A red-shift with factor z now changes $\nu \to \frac{\nu}{z}$ and $I \to \frac{I}{z^3}$ (as space is 3-dimensional) and we want to test if this can be explained with $T \to \frac{T}{z}$

Well, simply look at the equation: If you divide $\nu$ and T by z, the expression in the exponential stays the same, and both the first fraction and I scale get divided by z^3.

$$I(\nu,T)=\frac{2h\nu^3}{c^2}\frac{1}{e^{h\nu/(kT)}-1}$$

A red-shift with factor z now changes $\nu \to \frac{\nu}{z}$ and $I \to \frac{I}{z^3}$ (as space is 3-dimensional) and we want to test if this can be explained with $T \to \frac{T}{z}$

Well, simply look at the equation: If you divide $\nu$ and T by z, the expression in the exponential stays the same, and both the first fraction and I scale get divided by z^3.
Thank you very much!
In the density equation of radiation,
$${R^{3(1 + {w_{rad}})}}{u_{rad}} = {R^4}{u_{rad}} = {u_{rad,0}} = a{T_0}^4$$
It is estimated that R^3 was formed due to the volume of the universe increase, and that the rest R^1 was generated because of photon's cosmological redshift(by expanding space).
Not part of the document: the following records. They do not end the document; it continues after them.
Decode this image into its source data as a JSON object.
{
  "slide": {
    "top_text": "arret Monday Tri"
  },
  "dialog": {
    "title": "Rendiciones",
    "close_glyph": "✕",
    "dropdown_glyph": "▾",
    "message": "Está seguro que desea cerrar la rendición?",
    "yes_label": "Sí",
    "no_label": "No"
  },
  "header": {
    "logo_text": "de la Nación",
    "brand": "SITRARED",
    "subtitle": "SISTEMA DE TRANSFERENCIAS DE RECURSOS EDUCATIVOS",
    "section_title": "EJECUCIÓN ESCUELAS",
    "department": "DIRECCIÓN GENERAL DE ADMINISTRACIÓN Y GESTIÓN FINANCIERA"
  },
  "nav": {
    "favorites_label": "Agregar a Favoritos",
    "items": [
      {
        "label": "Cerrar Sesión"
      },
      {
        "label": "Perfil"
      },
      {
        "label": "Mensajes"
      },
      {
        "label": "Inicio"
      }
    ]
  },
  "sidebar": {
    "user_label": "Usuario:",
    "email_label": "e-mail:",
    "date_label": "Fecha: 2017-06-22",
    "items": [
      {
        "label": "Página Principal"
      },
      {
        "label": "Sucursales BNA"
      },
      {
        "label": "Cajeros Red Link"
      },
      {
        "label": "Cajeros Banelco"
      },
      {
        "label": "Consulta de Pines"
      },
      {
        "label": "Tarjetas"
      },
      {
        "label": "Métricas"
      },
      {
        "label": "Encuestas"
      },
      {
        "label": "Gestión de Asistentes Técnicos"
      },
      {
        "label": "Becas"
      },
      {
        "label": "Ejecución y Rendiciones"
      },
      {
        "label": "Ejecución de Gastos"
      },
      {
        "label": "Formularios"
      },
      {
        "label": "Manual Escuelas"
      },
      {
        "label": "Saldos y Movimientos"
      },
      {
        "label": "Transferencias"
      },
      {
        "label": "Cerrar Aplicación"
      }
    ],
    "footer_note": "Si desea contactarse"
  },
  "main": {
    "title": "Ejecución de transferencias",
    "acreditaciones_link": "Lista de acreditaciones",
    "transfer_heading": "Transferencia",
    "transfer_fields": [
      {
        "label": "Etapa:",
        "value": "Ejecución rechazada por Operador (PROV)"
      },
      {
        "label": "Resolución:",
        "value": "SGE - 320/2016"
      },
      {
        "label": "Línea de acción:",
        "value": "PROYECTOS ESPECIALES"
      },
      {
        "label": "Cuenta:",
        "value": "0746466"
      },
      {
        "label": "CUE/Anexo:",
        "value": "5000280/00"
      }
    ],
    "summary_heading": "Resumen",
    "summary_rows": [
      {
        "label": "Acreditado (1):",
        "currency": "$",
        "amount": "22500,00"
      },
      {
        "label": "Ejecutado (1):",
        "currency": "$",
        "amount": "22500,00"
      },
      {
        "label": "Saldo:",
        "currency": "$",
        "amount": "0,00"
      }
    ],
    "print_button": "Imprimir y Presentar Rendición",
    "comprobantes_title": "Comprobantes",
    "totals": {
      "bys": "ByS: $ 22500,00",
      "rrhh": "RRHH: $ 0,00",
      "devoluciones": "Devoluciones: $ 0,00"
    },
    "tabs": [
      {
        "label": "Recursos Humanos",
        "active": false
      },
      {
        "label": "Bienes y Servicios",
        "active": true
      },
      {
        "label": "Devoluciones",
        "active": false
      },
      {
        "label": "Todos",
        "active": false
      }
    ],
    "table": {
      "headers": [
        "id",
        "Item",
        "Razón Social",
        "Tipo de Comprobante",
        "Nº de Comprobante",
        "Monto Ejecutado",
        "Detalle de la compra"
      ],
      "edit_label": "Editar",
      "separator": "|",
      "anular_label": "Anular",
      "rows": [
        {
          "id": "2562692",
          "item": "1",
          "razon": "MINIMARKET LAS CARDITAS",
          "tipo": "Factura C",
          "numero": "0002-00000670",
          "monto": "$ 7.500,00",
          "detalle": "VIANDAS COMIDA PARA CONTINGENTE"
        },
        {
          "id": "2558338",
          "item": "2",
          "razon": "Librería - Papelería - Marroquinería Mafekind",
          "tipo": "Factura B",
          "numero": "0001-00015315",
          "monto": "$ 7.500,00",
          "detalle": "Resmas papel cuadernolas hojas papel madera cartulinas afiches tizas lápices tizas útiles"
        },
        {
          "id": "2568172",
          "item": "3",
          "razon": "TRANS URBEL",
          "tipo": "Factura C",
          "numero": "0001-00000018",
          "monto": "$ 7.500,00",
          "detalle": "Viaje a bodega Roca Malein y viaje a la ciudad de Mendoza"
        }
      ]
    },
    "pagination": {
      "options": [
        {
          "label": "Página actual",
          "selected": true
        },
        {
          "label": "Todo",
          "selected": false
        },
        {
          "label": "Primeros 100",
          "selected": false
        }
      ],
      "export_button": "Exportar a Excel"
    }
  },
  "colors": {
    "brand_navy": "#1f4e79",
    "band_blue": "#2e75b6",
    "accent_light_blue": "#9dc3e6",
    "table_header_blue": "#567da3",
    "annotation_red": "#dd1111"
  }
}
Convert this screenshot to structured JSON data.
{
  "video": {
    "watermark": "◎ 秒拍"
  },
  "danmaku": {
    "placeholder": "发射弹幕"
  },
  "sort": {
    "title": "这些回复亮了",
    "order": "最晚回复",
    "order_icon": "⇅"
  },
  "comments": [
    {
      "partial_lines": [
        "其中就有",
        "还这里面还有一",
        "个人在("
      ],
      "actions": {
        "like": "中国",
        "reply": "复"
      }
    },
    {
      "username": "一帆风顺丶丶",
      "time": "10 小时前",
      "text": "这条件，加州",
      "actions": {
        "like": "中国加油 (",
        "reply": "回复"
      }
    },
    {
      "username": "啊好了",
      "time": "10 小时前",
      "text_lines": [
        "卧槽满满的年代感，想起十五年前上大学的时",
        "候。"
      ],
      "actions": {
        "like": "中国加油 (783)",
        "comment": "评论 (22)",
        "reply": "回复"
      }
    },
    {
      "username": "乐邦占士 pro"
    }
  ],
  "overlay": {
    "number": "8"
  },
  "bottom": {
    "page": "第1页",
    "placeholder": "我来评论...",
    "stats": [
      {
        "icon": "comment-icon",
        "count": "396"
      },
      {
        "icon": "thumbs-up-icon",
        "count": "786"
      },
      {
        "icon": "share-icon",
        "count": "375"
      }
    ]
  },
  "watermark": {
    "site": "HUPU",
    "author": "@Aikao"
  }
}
Thus, we can derive a formula, RT = T0.

For $$\frac{\nu }{T} \Rightarrow \frac{\nu }{T}$$ valid on, $$RT = {T_0}$$ should be valid.

If space does not expand, our conjecture(case-1 = case-2) is not valid?
Can we test it at the laboratory?(In above sentence, "Space" does not mean the universe.)

Last edited:
mfb
Mentor
If space does not expand, our conjecture(case-1 = case-2) is not valid?
Which case 1 and 2?

Can we test it at the laboratory?(In above sentence, "Space" does not mean the universe.)
How to simulate expansion of space in the lab? There are some tests where analogies to GR are made in other setups, but that does not give a real expansion of space.